The Holy Cross Crusaders are giving its nearly 100-year-old mascot the heave-ho to avoid offending other religious groups. And by "other religious groups" —well, you can probably figure that out for yourself.
The Jesuit school said they had decided to retire its beloved Knight for the sake of "inter-religious understanding and dialogue."
"For some, knight imagery alone could convey nobility, chivalry and bravery. However, the visual depiction of a knight, in conjunction with the moniker Crusader, inevitably ties us directly to the reality of the religious wars and the violence of the Crusades. This imagery stands in contrast to our stated values," college president Philip Boroughs said in a statement.
While they will continue to be known as the Crusaders, the school's costumed mascot will be replaced with an interlocking H and C on a purple shield.
"While we acknowledge that the Crusades were among the darkest periods in church history, we choose to associate ourselves with the modern definition of the word 'crusader,' one which is representative of our Catholic, Jesuit identity and our mission and values as an institution and community. We are not simply crusaders, we are Holy Cross Crusaders," the president said.
The student journalists at Holy Cross were not so forgiving. They decided to change their newspaper's name from The Crusader to The Spire.
Anne Murphy, a 1994 graduate of the school, is among the alumni furious at the change.
"My pocketbook is closed," she said on the "Todd Starnes Radio Show." "What is wrong with demonstrating defending the faith?"
Ms. Murphy took great exception to the college's desire for "inter-religious understanding."
"If I were to go to a Jewish college, such as the academically strong Brandeis University, would I demand bacon and ham biscuits at breakfast? Of course not! If I were to go to the predominantly Mormon Brigham Young University, would I wear a halter top and whatever those girls wear in rap videos to class? Of course not! If I were to attend events at a Hindu temple, would I demand ice cream or a hamburger? No. Do I think as part of inter-religious understanding, Holy Cross should stop serving bacon, ham, beef and ice cream, as well as require all students to dress in the conservative manner requested by the Mormon church? No. Why should the Crusader image—one of a martyr for his or her faith—be what gets thrown aside?"

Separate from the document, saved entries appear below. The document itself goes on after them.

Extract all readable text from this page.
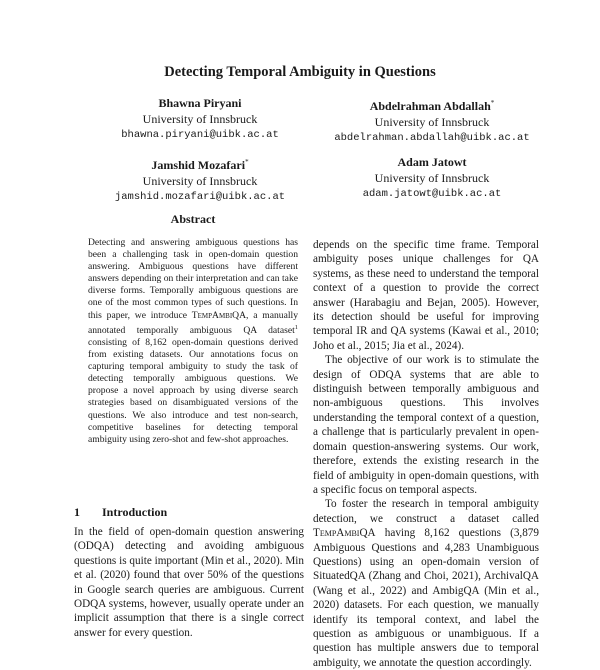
Detecting Temporal Ambiguity in Questions
Bhawna Piryani
University of Innsbruck
bhawna.piryani@uibk.ac.at
Abdelrahman Abdallah*
University of Innsbruck
abdelrahman.abdallah@uibk.ac.at
Jamshid Mozafari*
University of Innsbruck
jamshid.mozafari@uibk.ac.at
Adam Jatowt
University of Innsbruck
adam.jatowt@uibk.ac.at
Abstract
Detecting and answering ambiguous questions has been a challenging task in open-domain question answering. Ambiguous questions have different answers depending on their interpretation and can take diverse forms. Temporally ambiguous questions are one of the most common types of such questions. In this paper, we introduce TempAmbiQA, a manually annotated temporally ambiguous QA dataset$^1$ consisting of 8,162 open-domain questions derived from existing datasets. Our annotations focus on capturing temporal ambiguity to study the task of detecting temporally ambiguous questions. We propose a novel approach by using diverse search strategies based on disambiguated versions of the questions. We also introduce and test non-search, competitive baselines for detecting temporal ambiguity using zero-shot and few-shot approaches.
1 Introduction

In the field of open-domain question answering (ODQA) detecting and avoiding ambiguous questions is quite important (Min et al., 2020). Min et al. (2020) found that over 50% of the questions in Google search queries are ambiguous. Current ODQA systems, however, usually operate under an implicit assumption that there is a single correct answer for every question.

depends on the specific time frame. Temporal ambiguity poses unique challenges for QA systems, as these need to understand the temporal context of a question to provide the correct answer (Harabagiu and Bejan, 2005). However, its detection should be useful for improving temporal IR and QA systems (Kawai et al., 2010; Joho et al., 2015; Jia et al., 2024).

The objective of our work is to stimulate the design of ODQA systems that are able to distinguish between temporally ambiguous and non-ambiguous questions. This involves understanding the temporal context of a question, a challenge that is particularly prevalent in open-domain question-answering systems. Our work, therefore, extends the existing research in the field of ambiguity in open-domain questions, with a specific focus on temporal aspects.

To foster the research in temporal ambiguity detection, we construct a dataset called TempAmbiQA having 8,162 questions (3,879 Ambiguous Questions and 4,283 Unambiguous Questions) using an open-domain version of SituatedQA (Zhang and Choi, 2021), ArchivalQA (Wang et al., 2022) and AmbigQA (Min et al., 2020) datasets. For each question, we manually identify its temporal context, and label the question as ambiguous or unambiguous. If a question has multiple answers due to temporal ambiguity, we annotate the question accordingly.
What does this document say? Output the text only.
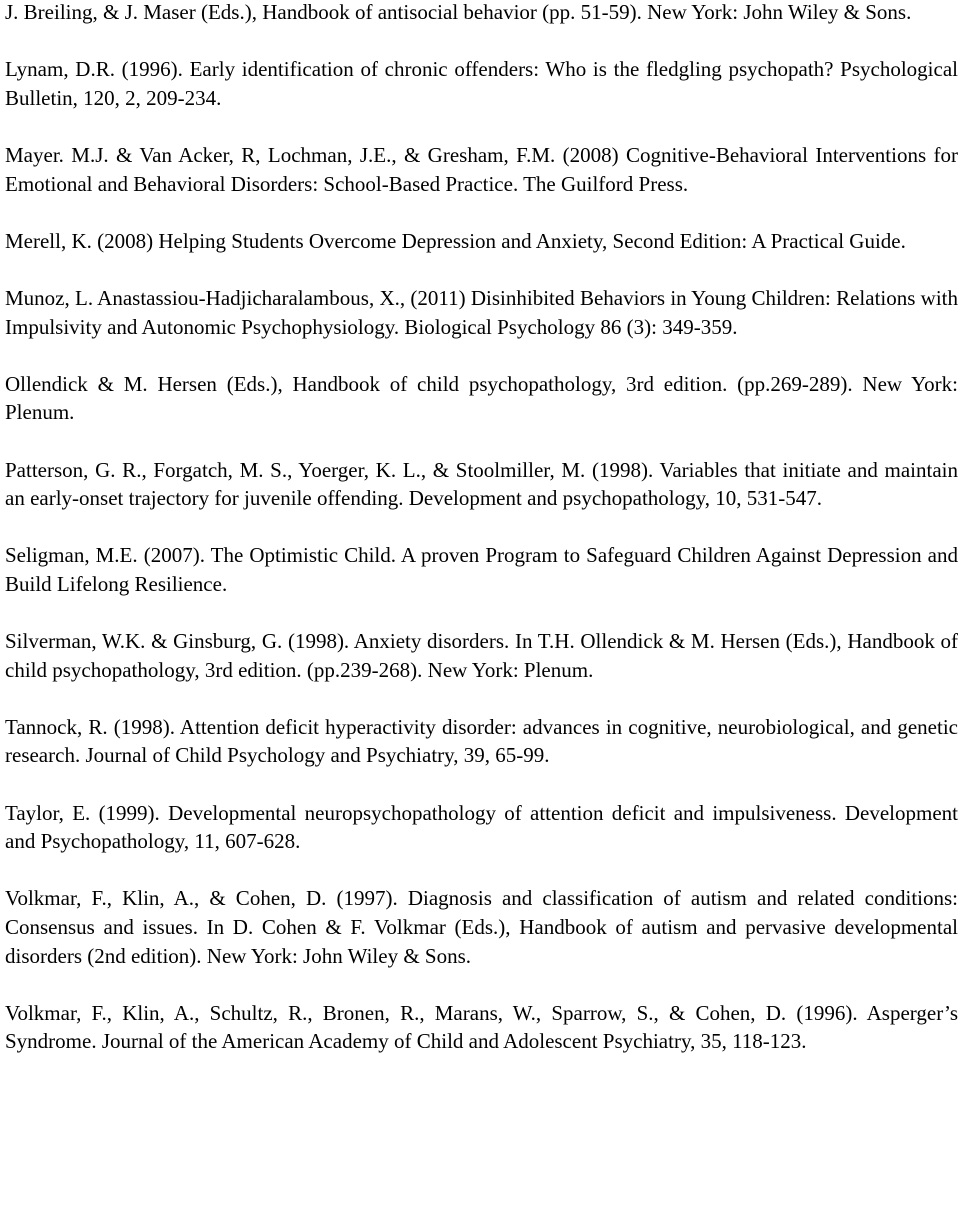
J. Breiling, & J. Maser (Eds.), Handbook of antisocial behavior (pp. 51-59). New York: John Wiley & Sons.

Lynam, D.R. (1996). Early identification of chronic offenders: Who is the fledgling psychopath? Psychological Bulletin, 120, 2, 209-234.

Mayer. M.J. & Van Acker, R, Lochman, J.E., & Gresham, F.M. (2008) Cognitive-Behavioral Interventions for Emotional and Behavioral Disorders: School-Based Practice. The Guilford Press.

Merell, K. (2008) Helping Students Overcome Depression and Anxiety, Second Edition: A Practical Guide.

Munoz, L. Anastassiou-Hadjicharalambous, X., (2011) Disinhibited Behaviors in Young Children: Relations with Impulsivity and Autonomic Psychophysiology. Biological Psychology 86 (3): 349-359.

Ollendick & M. Hersen (Eds.), Handbook of child psychopathology, 3rd edition. (pp.269-289). New York: Plenum.

Patterson, G. R., Forgatch, M. S., Yoerger, K. L., & Stoolmiller, M. (1998). Variables that initiate and maintain an early-onset trajectory for juvenile offending. Development and psychopathology, 10, 531-547.

Seligman, M.E. (2007). The Optimistic Child. A proven Program to Safeguard Children Against Depression and Build Lifelong Resilience.

Silverman, W.K. & Ginsburg, G. (1998). Anxiety disorders. In T.H. Ollendick & M. Hersen (Eds.), Handbook of child psychopathology, 3rd edition. (pp.239-268). New York: Plenum.

Tannock, R. (1998). Attention deficit hyperactivity disorder: advances in cognitive, neurobiological, and genetic research. Journal of Child Psychology and Psychiatry, 39, 65-99.

Taylor, E. (1999). Developmental neuropsychopathology of attention deficit and impulsiveness. Development and Psychopathology, 11, 607-628.

Volkmar, F., Klin, A., & Cohen, D. (1997). Diagnosis and classification of autism and related conditions: Consensus and issues. In D. Cohen & F. Volkmar (Eds.), Handbook of autism and pervasive developmental disorders (2nd edition). New York: John Wiley & Sons.

Volkmar, F., Klin, A., Schultz, R., Bronen, R., Marans, W., Sparrow, S., & Cohen, D. (1996). Asperger’s Syndrome. Journal of the American Academy of Child and Adolescent Psychiatry, 35, 118-123.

"Perhaps I was lucky to still be at the school when it was a bit more religious," she told the "Todd Starnes Radio Show." "I fear that the school is going to disavow religion altogether. What a shame. It was the first Catholic college in New England."
Followers of this commentary should not be surprised that Holy Cross capitulated to political correctness. It's infecting every nook and cranny of our society. It can only be stopped if people of faith take a united stand against this nonsense.
But if Holy Cross wants to truly avoid offending Muslims, they might want to consider changing the name of the college, too.